In order to submit work to CUNY Academic Works, you must hold the copyright to the work or have the approval of the copyright holder(s) to submit the work. Submitters who deposit works grant to CUNY the non-exclusive right to archive and distribute the work through CUNY Academic Works and any successor initiatives. Entering into this agreement does not alter your copyright or other rights you may hold.
Works that were previously published may be subject to restrictions regarding which version of the work may be submitted to CUNY Academic Works, an embargo period, or a publisher’s statement which must be included. You should check with your publisher to determine the repository policy before submitting the work. If you request an embargo period, the metadata record for the work will reside in the repository but the work itself will not be publicly available until the embargo expires.
The SHERPA/RoMEO website provides a summary of journal publishers' archiving policies, though CUNY has not verified that information. Many publishers also provide information on their policies on their own websites.
If you already signed a publishing contract with a publisher, you should first evaluate the terms of your contract to determine if it allows you to make your work openly accessible and, if so, under what terms.
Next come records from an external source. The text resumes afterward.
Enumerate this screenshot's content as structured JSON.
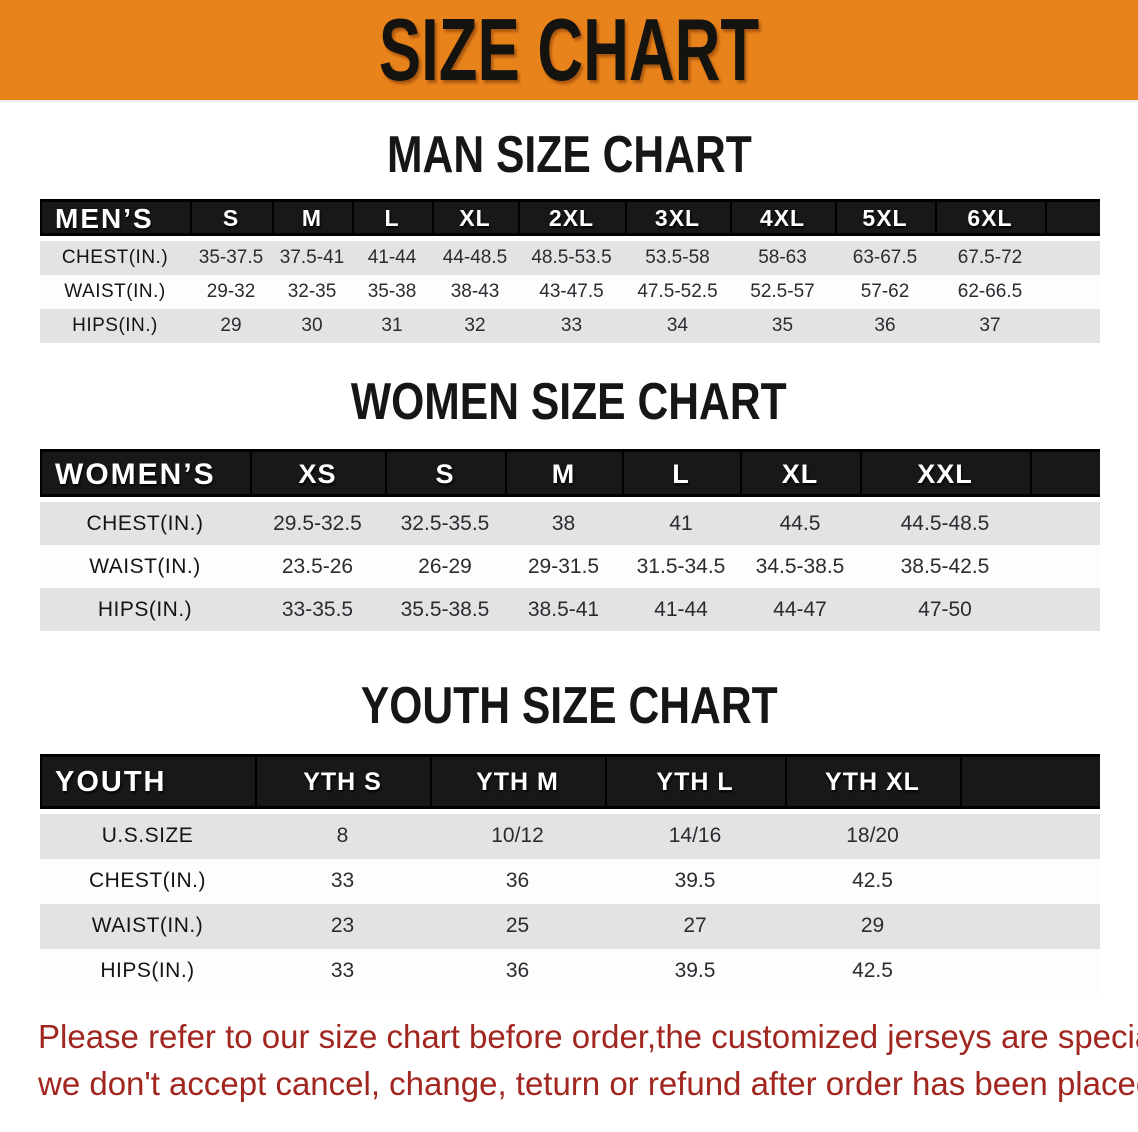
{
  "banner": {
    "title": "SIZE CHART",
    "bg_color": "#E8821B"
  },
  "sections": [
    {
      "heading": "MAN SIZE CHART",
      "corner": "MEN’S",
      "columns": [
        "S",
        "M",
        "L",
        "XL",
        "2XL",
        "3XL",
        "4XL",
        "5XL",
        "6XL"
      ],
      "rows": [
        {
          "label": "CHEST(IN.)",
          "values": [
            "35-37.5",
            "37.5-41",
            "41-44",
            "44-48.5",
            "48.5-53.5",
            "53.5-58",
            "58-63",
            "63-67.5",
            "67.5-72"
          ]
        },
        {
          "label": "WAIST(IN.)",
          "values": [
            "29-32",
            "32-35",
            "35-38",
            "38-43",
            "43-47.5",
            "47.5-52.5",
            "52.5-57",
            "57-62",
            "62-66.5"
          ]
        },
        {
          "label": "HIPS(IN.)",
          "values": [
            "29",
            "30",
            "31",
            "32",
            "33",
            "34",
            "35",
            "36",
            "37"
          ]
        }
      ]
    },
    {
      "heading": "WOMEN SIZE CHART",
      "corner": "WOMEN’S",
      "columns": [
        "XS",
        "S",
        "M",
        "L",
        "XL",
        "XXL"
      ],
      "rows": [
        {
          "label": "CHEST(IN.)",
          "values": [
            "29.5-32.5",
            "32.5-35.5",
            "38",
            "41",
            "44.5",
            "44.5-48.5"
          ]
        },
        {
          "label": "WAIST(IN.)",
          "values": [
            "23.5-26",
            "26-29",
            "29-31.5",
            "31.5-34.5",
            "34.5-38.5",
            "38.5-42.5"
          ]
        },
        {
          "label": "HIPS(IN.)",
          "values": [
            "33-35.5",
            "35.5-38.5",
            "38.5-41",
            "41-44",
            "44-47",
            "47-50"
          ]
        }
      ]
    },
    {
      "heading": "YOUTH SIZE CHART",
      "corner": "YOUTH",
      "columns": [
        "YTH S",
        "YTH M",
        "YTH L",
        "YTH XL"
      ],
      "rows": [
        {
          "label": "U.S.SIZE",
          "values": [
            "8",
            "10/12",
            "14/16",
            "18/20"
          ]
        },
        {
          "label": "CHEST(IN.)",
          "values": [
            "33",
            "36",
            "39.5",
            "42.5"
          ]
        },
        {
          "label": "WAIST(IN.)",
          "values": [
            "23",
            "25",
            "27",
            "29"
          ]
        },
        {
          "label": "HIPS(IN.)",
          "values": [
            "33",
            "36",
            "39.5",
            "42.5"
          ]
        }
      ]
    }
  ],
  "disclaimer": {
    "line1": "Please refer to our size chart before order,the customized jerseys are special products,",
    "line2": "we don't accept cancel, change, teturn or refund after order has been placed!",
    "color": "#A1261F"
  }
}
If it does not, you may need to work with your publisher to secure permission or regain the right to make your work openly accessible. Publishers are often open to work with authors to make their works available in the way the author wants, particularly when a work is no longer profitable to the publisher.
For more information on how to understand the terms in your existing contract and how to work with your publisher, see the Authors Alliance guide Understanding Rights Reversion: When, Why, and How to Regain Copyright and Make Your Book More Available.
As open access has become more common, conventional publishers have become more amenable to including open-access-friendly terms in their contract, either by default or upon negotiation with the author. If you have not already signed a publishing contract with a conventional publisher, the following four steps may help you work out an open-access-friendly agreement.
In responding to publisher pushback, authors should keep in mind that their works, and the copyrights in them, are valuable and carry weight in negotiations. Authors may find they have more bargaining power to retain open access rights in negotiations with conventional publishers than they initially expect.